Ainda aprecio ler José de Alencar. Outro dia, reli os romances Senhora, O sertanejo e Ubirajara. Confesso que gostei muito. Ubirajara trata pela primeira vez na literatura brasileira de uma sociedade pré-colombiana. Senhora, romance urbano, me pareceu tão bom como algumas obras de Balzac.
Perguntei a Milton Hatoum por que no mundo acadêmico há incensamento a Machado e nariz torcido a José de Alencar. Ele respondeu que Alencar se tornou ilegível por conta de sua linguagem. Sim, há excesso de romantismo, floreios, rebuscamentos, inversões, porém continuo preferindo José de Alencar a Machado de Assis. Não falem a Raimundo Carrero, que se dedicou a ler, estudar e dar oficinas sobre Dom Casmurro. Nem a Luiz Costa Lima.
Também reli Memórias póstumas de Brás Cubas, numa edição primorosa da Zahar. Impressionou-me a modernidade do romance, o que Hatoum chama de linguagem, as reflexões filosóficas e psicanalíticas, embora me incomode a ortografia de “cousa”, “doudo”, as trocas do “i” pelo “u”, o que não deixa de ser um maneirismo. Ao final da leitura, lembrei Jorge Luis Borges, que lia apenas o que lhe dava prazer. Corro o risco de me cancelarem, mas não sinto prazer lendo Machado.
Investigo esse gosto ou desgosto. No Crato, Ceará, onde morei dos cinco aos 16 anos, frequentava uma biblioteca diocesana – cheia de livros católicos ruins –, a do curso de Filosofia, com a literatura clássica, e as duas bibliotecas do meu primo José Leandro Correia, Gessy.
Autoritário e arrogante, era filho único de um irmão do meu avô paterno. Na casa da cidade, ele tinha as obras completas de Alencar, Machado, Lobato, e livros de Humberto de Campos e Jorge Amado. Na casa de engenho do pai, guardava os clássicos, comprados quando estudou no Rio de Janeiro, mais de mil volumes que as traças e os cupins devoravam sem compaixão.
Quando vim estudar no Recife, já lera todos os livros das estantes na cidade e os pedaços que sobraram de traças e cupins no engenho, o que me deixou o complexo de leitor fragmentário.
Apesar da biografia desastrada, da falência a que levou meu tio e meu pai, tenho gratidão a esse personagem estroina e intratável, por conta dos seus livros.
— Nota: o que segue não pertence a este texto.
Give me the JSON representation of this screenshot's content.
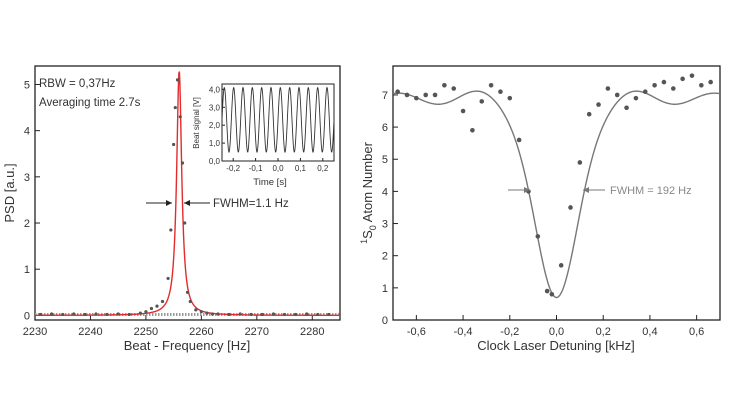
{
  "chart_data": [
    {
      "type": "line",
      "title": "",
      "xlabel": "Beat - Frequency [Hz]",
      "ylabel": "PSD [a.u.]",
      "xlim": [
        2230,
        2285
      ],
      "ylim": [
        -0.1,
        5.4
      ],
      "xticks": [
        2230,
        2240,
        2250,
        2260,
        2270,
        2280
      ],
      "yticks": [
        0,
        1,
        2,
        3,
        4,
        5
      ],
      "annotations": [
        "RBW = 0,37Hz",
        "Averaging time 2.7s",
        "FWHM=1.1 Hz"
      ],
      "series": [
        {
          "name": "Lorentzian fit",
          "color": "#e32b2b",
          "center": 2256.0,
          "fwhm": 1.1,
          "peak": 5.3
        },
        {
          "name": "measured PSD",
          "color": "#555555",
          "x": [
            2231,
            2233,
            2235,
            2237,
            2239,
            2241,
            2243,
            2245,
            2247,
            2249,
            2250,
            2251,
            2252,
            2253,
            2254,
            2254.5,
            2255,
            2255.3,
            2255.7,
            2256.2,
            2256.6,
            2257,
            2257.5,
            2258,
            2259,
            2260,
            2261,
            2262,
            2263,
            2265,
            2267,
            2269,
            2271,
            2273,
            2275,
            2277,
            2279,
            2281,
            2283
          ],
          "y": [
            0.02,
            0.03,
            0.02,
            0.03,
            0.02,
            0.03,
            0.02,
            0.03,
            0.02,
            0.05,
            0.08,
            0.15,
            0.2,
            0.3,
            0.8,
            1.85,
            3.7,
            4.5,
            5.1,
            4.3,
            3.3,
            2.0,
            0.5,
            0.3,
            0.12,
            0.08,
            0.05,
            0.03,
            0.03,
            0.02,
            0.03,
            0.02,
            0.02,
            0.03,
            0.02,
            0.02,
            0.03,
            0.02,
            0.02
          ]
        }
      ],
      "inset": {
        "type": "line",
        "xlabel": "Time [s]",
        "ylabel": "Beat signal [V]",
        "xlim": [
          -0.25,
          0.25
        ],
        "ylim": [
          0.0,
          4.3
        ],
        "xticks": [
          -0.2,
          -0.1,
          0.0,
          0.1,
          0.2
        ],
        "xtick_labels": [
          "-0,2",
          "-0,1",
          "0,0",
          "0,1",
          "0,2"
        ],
        "yticks": [
          0.0,
          1.0,
          2.0,
          3.0,
          4.0
        ],
        "ytick_labels": [
          "0,0",
          "1,0",
          "2,0",
          "3,0",
          "4,0"
        ],
        "signal": {
          "offset": 2.3,
          "amplitude": 1.8,
          "cycles": 12
        }
      }
    },
    {
      "type": "scatter",
      "title": "",
      "xlabel": "Clock Laser Detuning [kHz]",
      "ylabel_sup": "1",
      "ylabel_main": "S",
      "ylabel_sub": "0",
      "ylabel_rest": " Atom Number",
      "xlim": [
        -0.7,
        0.7
      ],
      "ylim": [
        0,
        7.9
      ],
      "xticks": [
        -0.6,
        -0.4,
        -0.2,
        0.0,
        0.2,
        0.4,
        0.6
      ],
      "xtick_labels": [
        "-0,6",
        "-0,4",
        "-0,2",
        "0,0",
        "0,2",
        "0,4",
        "0,6"
      ],
      "yticks": [
        0,
        1,
        2,
        3,
        4,
        5,
        6,
        7
      ],
      "annotations": [
        "FWHM = 192 Hz"
      ],
      "series": [
        {
          "name": "data",
          "color": "#555555",
          "x": [
            -0.68,
            -0.64,
            -0.6,
            -0.56,
            -0.52,
            -0.48,
            -0.44,
            -0.4,
            -0.36,
            -0.32,
            -0.28,
            -0.24,
            -0.2,
            -0.16,
            -0.12,
            -0.08,
            -0.04,
            -0.02,
            0.02,
            0.06,
            0.1,
            0.14,
            0.18,
            0.22,
            0.26,
            0.3,
            0.34,
            0.38,
            0.42,
            0.46,
            0.5,
            0.54,
            0.58,
            0.62,
            0.66
          ],
          "y": [
            7.1,
            7.0,
            6.9,
            7.0,
            7.0,
            7.3,
            7.2,
            6.5,
            5.9,
            6.8,
            7.3,
            7.1,
            6.9,
            5.6,
            4.0,
            2.6,
            0.9,
            0.8,
            1.7,
            3.5,
            4.9,
            6.4,
            6.7,
            7.2,
            7.0,
            6.6,
            6.9,
            7.1,
            7.3,
            7.4,
            7.2,
            7.5,
            7.6,
            7.3,
            7.4
          ]
        },
        {
          "name": "fit",
          "color": "#777777",
          "base": 6.9,
          "depth": 6.2,
          "width": 0.095,
          "ripple": 0.35
        }
      ]
    }
  ]
}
Depois de espoliar a família, abandonou-a e exilou-se no Paraná, onde morreu na miséria. Carregava um saco de areia do engenho paterno, e quis que ela fosse espalhada sobre o seu corpo, quando morresse.
Mas serei injusto se não referir um livro importante de nossa casa, de que nunca me separei: A história sagrada. Aos 10 anos, já conhecia tantas narrativas dessa súmula bíblica, que acabei finalista numa maratona sobre religião. O rival, mais velho e de série avançada, se chamava Rui Siebra. Eu não passava de um menino de cabeça grande e olhos arregalados.
Esgotaram-se os conhecimentos das professoras da escola. Chamaram o bispo para nos arguir, dom Vicente de Araújo Mattos, homem grande, anelão no dedo, diziam existir nele uma felpa da cruz de Cristo. Dobrei o corpo e beijei o anel. O bispo se sentou numa cadeira de espaldar alto, Rui e eu ficamos de pé nas cabeceiras da mesa.
O prêmio? Um trancelim de ouro e uma medalhinha de porcelana com a imagem de N. S. da Conceição.
Sucederam-se as perguntas por mais de uma hora, nós éramos imbatíveis. Suando, o bispo revelou que continuávamos empatados. Usou um ardil para o desempate.
– Sei que os dois são batizados. Mas quem é crismado?
Rui balançou a cabeça afirmativo. Eu não era. Se digo que sou, minto e vou para o inferno, pensei. Se digo que não sou, adeus prêmio.
Afirmei a verdade e perdi o trancelim e a medalhinha.